Je ne tins pas compte de son ton peiné et me contentai de lui expliquer les raisons que j’avais de ne pas l’avoir pas l’avoir consultée au préalable :
- Tu ne perdras plus aucune histoire. Tu auras toujours un endroit où aller. Et comme tu sauras aussi écrire, tu disposeras toujours d’un espace de liberté parfaite et totale. Voilà pourquoi j’ai jugé que tu serais d’accord.
Elle me regarda un instant et je me demandai ce qui se passait derrière ses grands yeux noirs. Je me rendais compte que je l’avais brusquée et j’espérais qu’elle ne m’en tiendrait pas rigueur.
- Alors je serais une déesse ?
- Évidemment.
Je repoussai avec une sorte de joie vengeresse le souvenir de ma mère hurlant au blasphème et poursuivis :
- Comprenons-nous bien : tu ne deviendras pas vraiment immortelle et tu ne seras pas vénérée. Par contre… Je t’ai déjà dit que dans mon monde, les gens savent tous lire et écrire. Ne t’y méprends pas, c’est ce que je souhaite à tout le monde, mais je pense que c’est Emprèsis qui a compris de quoi il s’agissait vraiment. Quand tu écris, tu es Dieu.

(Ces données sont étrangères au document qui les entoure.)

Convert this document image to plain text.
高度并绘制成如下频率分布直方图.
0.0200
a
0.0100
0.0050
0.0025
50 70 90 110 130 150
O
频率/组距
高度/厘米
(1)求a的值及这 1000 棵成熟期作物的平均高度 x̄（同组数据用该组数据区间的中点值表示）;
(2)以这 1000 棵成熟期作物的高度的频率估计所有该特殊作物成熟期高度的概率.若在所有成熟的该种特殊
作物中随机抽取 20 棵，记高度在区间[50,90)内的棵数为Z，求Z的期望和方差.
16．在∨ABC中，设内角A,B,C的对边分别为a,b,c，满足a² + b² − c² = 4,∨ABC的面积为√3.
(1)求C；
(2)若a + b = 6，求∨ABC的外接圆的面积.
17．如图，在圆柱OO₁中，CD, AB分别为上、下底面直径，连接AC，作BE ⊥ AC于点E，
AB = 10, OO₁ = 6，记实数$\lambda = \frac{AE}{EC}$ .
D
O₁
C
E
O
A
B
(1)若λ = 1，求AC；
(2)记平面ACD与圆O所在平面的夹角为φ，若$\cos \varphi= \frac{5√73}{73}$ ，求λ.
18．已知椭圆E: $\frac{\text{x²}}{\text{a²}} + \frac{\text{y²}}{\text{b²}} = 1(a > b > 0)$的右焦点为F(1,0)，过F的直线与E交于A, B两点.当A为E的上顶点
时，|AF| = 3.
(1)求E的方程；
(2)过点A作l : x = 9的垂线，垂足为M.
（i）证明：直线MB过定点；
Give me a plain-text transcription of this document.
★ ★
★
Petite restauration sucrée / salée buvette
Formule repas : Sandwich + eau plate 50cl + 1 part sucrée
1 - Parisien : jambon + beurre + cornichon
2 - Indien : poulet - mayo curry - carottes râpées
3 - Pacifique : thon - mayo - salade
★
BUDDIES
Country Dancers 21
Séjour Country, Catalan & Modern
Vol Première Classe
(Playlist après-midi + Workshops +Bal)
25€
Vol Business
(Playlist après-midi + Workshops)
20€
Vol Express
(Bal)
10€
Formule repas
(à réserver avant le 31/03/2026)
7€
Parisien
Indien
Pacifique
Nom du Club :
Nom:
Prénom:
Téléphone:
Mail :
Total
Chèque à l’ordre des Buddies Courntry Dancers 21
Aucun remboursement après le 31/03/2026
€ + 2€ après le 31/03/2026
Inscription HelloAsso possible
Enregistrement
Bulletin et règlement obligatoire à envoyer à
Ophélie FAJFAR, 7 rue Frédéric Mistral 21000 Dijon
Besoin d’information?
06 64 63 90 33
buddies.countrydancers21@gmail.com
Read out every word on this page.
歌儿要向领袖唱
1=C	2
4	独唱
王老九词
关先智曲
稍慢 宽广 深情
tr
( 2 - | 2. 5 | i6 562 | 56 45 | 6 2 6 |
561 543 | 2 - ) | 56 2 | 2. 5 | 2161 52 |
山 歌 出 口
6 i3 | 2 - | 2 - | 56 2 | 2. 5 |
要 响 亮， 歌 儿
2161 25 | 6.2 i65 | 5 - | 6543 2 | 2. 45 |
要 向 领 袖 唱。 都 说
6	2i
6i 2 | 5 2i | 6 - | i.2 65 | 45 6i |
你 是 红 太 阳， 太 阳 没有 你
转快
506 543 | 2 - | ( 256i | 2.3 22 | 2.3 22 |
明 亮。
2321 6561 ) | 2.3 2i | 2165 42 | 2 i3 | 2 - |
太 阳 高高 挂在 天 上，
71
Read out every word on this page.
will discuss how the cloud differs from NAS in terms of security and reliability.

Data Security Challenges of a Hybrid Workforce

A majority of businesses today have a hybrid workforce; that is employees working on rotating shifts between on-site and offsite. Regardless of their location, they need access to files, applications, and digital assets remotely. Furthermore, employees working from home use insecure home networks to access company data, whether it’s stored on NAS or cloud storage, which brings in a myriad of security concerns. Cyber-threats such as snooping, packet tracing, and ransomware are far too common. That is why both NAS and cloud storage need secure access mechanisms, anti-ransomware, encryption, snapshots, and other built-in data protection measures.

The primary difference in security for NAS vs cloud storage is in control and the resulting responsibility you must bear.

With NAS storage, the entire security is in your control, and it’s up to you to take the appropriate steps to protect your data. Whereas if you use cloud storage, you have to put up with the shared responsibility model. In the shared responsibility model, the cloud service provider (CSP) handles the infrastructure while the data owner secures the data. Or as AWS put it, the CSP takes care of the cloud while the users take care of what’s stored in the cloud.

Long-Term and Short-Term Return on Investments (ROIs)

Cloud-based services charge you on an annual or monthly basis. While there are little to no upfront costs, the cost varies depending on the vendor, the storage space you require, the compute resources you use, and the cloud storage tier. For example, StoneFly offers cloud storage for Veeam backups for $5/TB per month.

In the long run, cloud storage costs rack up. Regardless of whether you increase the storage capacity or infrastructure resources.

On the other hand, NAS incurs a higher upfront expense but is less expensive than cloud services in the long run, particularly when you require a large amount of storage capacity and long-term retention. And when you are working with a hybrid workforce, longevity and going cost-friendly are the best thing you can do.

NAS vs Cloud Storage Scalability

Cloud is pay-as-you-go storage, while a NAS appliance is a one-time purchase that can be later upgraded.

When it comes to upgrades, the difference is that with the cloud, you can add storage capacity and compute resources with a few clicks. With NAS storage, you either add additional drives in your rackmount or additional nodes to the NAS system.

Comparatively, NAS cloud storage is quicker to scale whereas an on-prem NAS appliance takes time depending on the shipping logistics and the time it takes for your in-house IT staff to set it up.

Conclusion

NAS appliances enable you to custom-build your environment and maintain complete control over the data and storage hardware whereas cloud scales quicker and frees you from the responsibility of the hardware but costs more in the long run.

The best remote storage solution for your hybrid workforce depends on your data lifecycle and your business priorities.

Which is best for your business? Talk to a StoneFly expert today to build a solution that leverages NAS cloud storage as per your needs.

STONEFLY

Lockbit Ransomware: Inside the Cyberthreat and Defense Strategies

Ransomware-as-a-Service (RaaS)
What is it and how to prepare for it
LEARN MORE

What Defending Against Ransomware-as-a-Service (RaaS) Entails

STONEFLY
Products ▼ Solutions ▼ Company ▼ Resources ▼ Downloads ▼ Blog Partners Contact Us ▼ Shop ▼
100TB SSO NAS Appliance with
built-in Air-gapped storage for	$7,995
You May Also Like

J’étais loin d’être sûre qu’elle avait compris et je me demandai si je n’avais pas été trop autoritaire, ou trop présomptueuse, ou « trop » de quelque manière que ce fût, mais elle hocha la tête. Il n’y avait rien de plus à dire ; elle posa son balai et nous nous mîmes au travail.
L’incident suivant se produisit environ une semaine après, un jour où Shârazad était partie en Ville depuis plusieurs heures. J’avais relu pour la énième fois la Vie de Néron, qui trônait désormais bien en évidence sur la cheminée et j’étais en train de terminer un cordage quand on frappa à la porte. Je posai mon ouvrage et allai ouvrir.
- Bonjour, me dit un jeune homme. J’ai tenu à vous ramener Shârazad, mais ne vous en faites pas, ce n’est rien de grave.
Naturellement, je m’inquiétai immédiatement. Derrière lui, la petite se tenait debout sur un pied et me sourit faiblement.
- Que s’est-il passé ?
- C’est une longue histoire, marmonna-t-elle. Je me suis foulé la cheville, mais Jésus m’a mis un bandage.
Le jeune homme était donc le fameux Jésus, et il ne me parlait pas de mes péchés, pour ma plus grande satisfaction. Quand je regardai mieux son visage, je me demandai comment je ne m’en étais pas doutée plus tôt. Par une incroyable coïncidence, il était la copie conforme du Jésus tel qu’on se l’imagine et tel qu’il est toujours représenté dans l’iconographie chrétienne : cheveux bruns ondulés et mi-longs, barbe, tout y était. Le vieux crucifix de ma mère semblait ressuscité (excusez le jeu de mots, c’était irrésistible) en chair et en os. Seuls les vêtements tranchaient, puisqu’il portait une tunique verte usée, un pantalon gris et des bottes en cuir, ce qui était somme toute assez éloigné du manteau blanc et des sandales.
- Ca va, Madame ? On dirait que vous avez vu un fantôme.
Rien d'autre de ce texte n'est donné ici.